Gerçekte Kimsin Sen?
Haftanın en lütufkar günü -28 Temmuz Perşembe/ 20.55- güçle dengelenmiş sükûnetin sembolü Aslan burcunun (50 39') birinci dekanında (Satürn gezegeni yönetiminde), Jüpiter gezegeninin kısmi asalet ışığı altında birleşen Ay ve Güneş diyor ki: “Gerçekte kim olduğunu hatırla! Kaderinden kaçamazsın kalk ve doğduğunda olduğun kişiyi ortaya koymak için savaş!”
Yeniayın doğum anının haritasına baktığımızda; evrensel kardeşliğin, evrensel aklın ve sezgisel farkındalığın simgesi Kova (Saka) burcunun yükseldiğini, yönetici gezegeni Satürn’ün Kova (Saka) burcunun 3. Dekanında (Ay yönetiminde) geri hareketini sürdürdüğünü, Yeniayın ışığının kısmi asalet yöneticisi Jüpiter gezegeniyle üçgen açı dinamiği kurduğunu ve Jüpiter gezegeninin de 24 Kasım 2022 tarihine değin sürecek geri hareketine başladığını görmekteyiz.
Yeniayın doğduğu derecede (50 39'/ Aslan burcu) ‘biz bilincini’ ışıyan Terazi burcunun (dodekatemoria) aromasının hâkim olması, diplomatik, stratejilerle ilerleyen, geleceği biz bilincinin zemininde aşkla tasarlama boyutunda öncü bir Aslan vurgusu gerçekleştirmekte. Venüs gezegeninin Yengeç burcundaki yolculuğunu da göz önüne aldığımızda, yeni başlayan Ay döngüsü, öz potansiyelimizin sesini güçlü ve özgün bir tonda tezahür ettirmemizi vurgularken eş zamanlı olarak içimizdeki sonsuz gücün kaynağını yumuşak karnımızda hissedebileceğimizi, belki en sevdiklerimizle, en çok değer atfettiklerimizle sınanacağımız bir döngünün başlangıcını da işaret etmekte.

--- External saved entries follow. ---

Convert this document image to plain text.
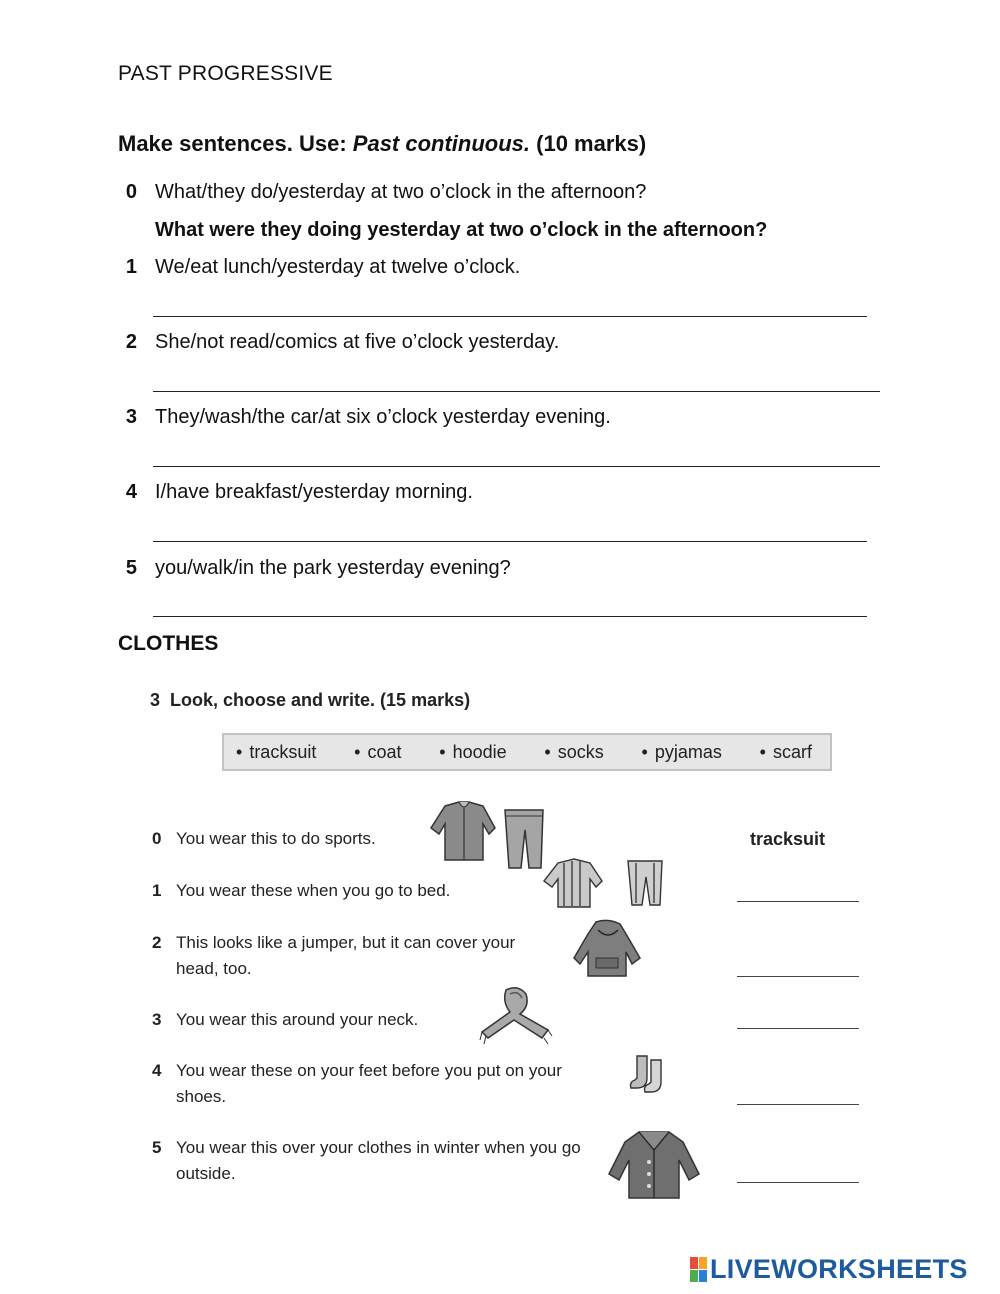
PAST PROGRESSIVE
Make sentences. Use: Past continuous. (10 marks)
0 What/they do/yesterday at two o’clock in the afternoon?
What were they doing yesterday at two o’clock in the afternoon?
1 We/eat lunch/yesterday at twelve o’clock.
2 She/not read/comics at five o’clock yesterday.
3 They/wash/the car/at six o’clock yesterday evening.
4 I/have breakfast/yesterday morning.
5 you/walk/in the park yesterday evening?
CLOTHES
3 Look, choose and write. (15 marks)
• tracksuit	• coat	• hoodie	• socks	• pyjamas	• scarf
0 You wear this to do sports.	tracksuit
1 You wear these when you go to bed.
2 This looks like a jumper, but it can cover your head, too.
3 You wear this around your neck.
4 You wear these on your feet before you put on your shoes.
5 You wear this over your clothes in winter when you go outside.
LIVEWORKSHEETS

Zamanın bir döngüsünde deneyimlediğimiz travmatik olayların bizleri olgunlaştıran, büyüten ve özümüzde olmamız gereken bireylere dönüşmemizi sağlama yönünde arabulucu rolünü üstelenmekte olduğunun bir başka deyim ile deneyimlediğimiz her acının iyileştirici ve dönüştürücü niteliğinin altını çizen Yeniay’ın ışığı, ‘Aslan Kral’ filmini hafızamızda canlandırmakta.
Şimdi insanoğlunun, kâinatın biyolojik yaşam döngüsündeki öz yerini almasının vakti!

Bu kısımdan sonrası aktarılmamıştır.